Treatment of Tympanosclerosis with Conductive Hearing Loss
For a patient with tympanosclerosis causing decreased hearing in the right ear, surgical intervention should be offered when the hearing loss is functionally significant, with the specific procedure determined by the extent and location of sclerotic involvement found during surgery.
Initial Assessment and Confirmation
Before proceeding with treatment decisions, you must:
Obtain formal audiometry to quantify the degree of conductive hearing loss 1. The physical exam findings suggest conductive pathology (unilateral decreased hearing with normal tympanic membrane appearance), but objective measurement is essential.
Perform pneumatic otoscopy and consider tympanometry to assess middle ear function and confirm the conductive component 1.
Document the air-bone gap, as this will guide treatment decisions and serve as a baseline for surgical outcomes 2.
Treatment Algorithm Based on Hearing Loss Severity
If Hearing Loss is Minimal or Absent
- No surgical intervention is indicated 3. Isolated myringosclerosis (tympanic membrane involvement only) without hearing loss requires no treatment.
- Surveillance with repeat audiometry at 3-6 month intervals if there are concerns about progression 1.
If Conductive Hearing Loss is Present and Functionally Significant
Surgical treatment is the primary management approach 2, 3, 4. The specific procedure depends on intraoperative findings:
Surgical Options by Location of Involvement:
Tympanic membrane or lateral ossicles only:
- Straightforward tympanoplasty with removal of sclerotic plaques and ossicular chain reconstruction as needed 2, 4.
- Expected success rate for tympanoplasty: approximately 67% 2.
Stapes involvement (most challenging):
- Stapedectomy is preferred over mobilization techniques 2, 3. While mobilization may provide initial improvement, fibrous scarring typically causes refixation 5.
- Both procedures show similar hearing outcomes at 6 months, 2 years, and 5 years, with 72% achieving air-bone gap <20 dB and 90% achieving <30 dB 4.
- Stapedectomy with prosthesis (e.g., Teflon piston) provides more durable results 2, 3.
Oval window involvement with chronic inflammation:
- Two-stage surgery is usually required 3.
- First stage addresses the inflammatory process; second stage addresses the stapes fixation.
Important Surgical Considerations:
- Sclerotic plaques are most commonly found in the attic (72% of cases) 2.
- Do not remove tympanosclerotic deposits that are asymptomatic or not contributing to hearing loss 3.
- Surgical treatment is safe with no reported cases of profound hearing loss in the largest series 4.
- Recurrence of tympanosclerosis itself is uncommon, though refixation from fibrous scarring can occur with mobilization procedures 5.
Non-Surgical Management Options
If Surgery Fails or is Not Feasible:
Audiological rehabilitation with hearing amplification should be offered 1, 6, 3:
- Conventional hearing aids are appropriate for unilateral conductive loss 1.

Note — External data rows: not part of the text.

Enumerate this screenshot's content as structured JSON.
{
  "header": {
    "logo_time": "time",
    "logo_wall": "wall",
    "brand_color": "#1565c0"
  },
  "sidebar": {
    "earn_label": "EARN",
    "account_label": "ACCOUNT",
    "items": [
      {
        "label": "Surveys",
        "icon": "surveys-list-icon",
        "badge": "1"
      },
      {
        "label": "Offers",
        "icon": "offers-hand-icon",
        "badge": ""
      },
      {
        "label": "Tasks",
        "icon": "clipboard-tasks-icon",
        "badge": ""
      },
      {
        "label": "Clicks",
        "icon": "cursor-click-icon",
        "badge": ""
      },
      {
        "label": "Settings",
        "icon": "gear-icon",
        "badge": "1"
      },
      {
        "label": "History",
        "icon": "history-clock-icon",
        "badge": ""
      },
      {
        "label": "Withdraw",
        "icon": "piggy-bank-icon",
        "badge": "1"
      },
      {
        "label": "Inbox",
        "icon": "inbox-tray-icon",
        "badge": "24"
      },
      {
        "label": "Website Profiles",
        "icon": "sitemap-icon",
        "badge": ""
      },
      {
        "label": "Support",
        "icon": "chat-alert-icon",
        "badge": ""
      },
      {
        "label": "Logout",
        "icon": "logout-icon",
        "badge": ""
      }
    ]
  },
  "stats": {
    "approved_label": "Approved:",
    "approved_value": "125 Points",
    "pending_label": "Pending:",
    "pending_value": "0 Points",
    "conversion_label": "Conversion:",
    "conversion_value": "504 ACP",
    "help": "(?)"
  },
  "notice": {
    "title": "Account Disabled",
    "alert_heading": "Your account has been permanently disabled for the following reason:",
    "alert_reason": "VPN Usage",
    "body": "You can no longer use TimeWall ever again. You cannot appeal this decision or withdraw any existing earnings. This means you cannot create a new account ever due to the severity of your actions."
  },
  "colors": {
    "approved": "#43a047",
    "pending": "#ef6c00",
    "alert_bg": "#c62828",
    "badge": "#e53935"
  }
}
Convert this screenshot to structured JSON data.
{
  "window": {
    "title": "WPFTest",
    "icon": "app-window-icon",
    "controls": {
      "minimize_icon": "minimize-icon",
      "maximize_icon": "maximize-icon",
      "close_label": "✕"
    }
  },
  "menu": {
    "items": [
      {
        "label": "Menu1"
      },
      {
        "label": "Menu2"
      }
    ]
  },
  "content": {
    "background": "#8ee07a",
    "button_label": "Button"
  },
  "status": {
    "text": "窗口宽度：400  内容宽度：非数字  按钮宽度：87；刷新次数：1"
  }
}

- Contralateral routing of signal (CROS) hearing aids can be considered, which place a microphone on the affected ear and transmit sound to the better-hearing ear 1.
- Implantable hearing devices may be an option if conventional amplification fails 3.
Counseling Points:
Educate the patient about 1:
- The nature of tympanosclerosis as a sequela of prior middle ear inflammation 2, 5.
- Expected surgical outcomes: hearing improvement occurs in the majority, but results vary by location of involvement 4.
- Stapes footplate fixation has the worst prognosis for hearing restoration 2.
- The possibility that hearing aids may be needed if surgery is unsuccessful or declined 3.
Common Pitfalls to Avoid
- Do not assume all tympanosclerosis requires surgery—only functionally significant cases warrant intervention 3.
- Do not perform stapes mobilization as definitive treatment—stapedectomy provides more durable results due to inevitable fibrous refixation after mobilization 2, 5.
- Do not remove all visible tympanosclerosis—only address deposits causing functional impairment 3.
- Ensure audiometry is performed before and after treatment to objectively document outcomes 2.
Expected Outcomes
- Type 1 tympanoplasty (no ossicular involvement) has the best hearing results 2.
- Overall, 27% of patients achieve air-bone gap of 0-20 dB postoperatively 2.
- For stapes surgery specifically, 72% achieve air-bone gap <20 dB at 6 months 4.
- Hearing results are comparable to other chronic ear diseases requiring ossicular reconstruction 4.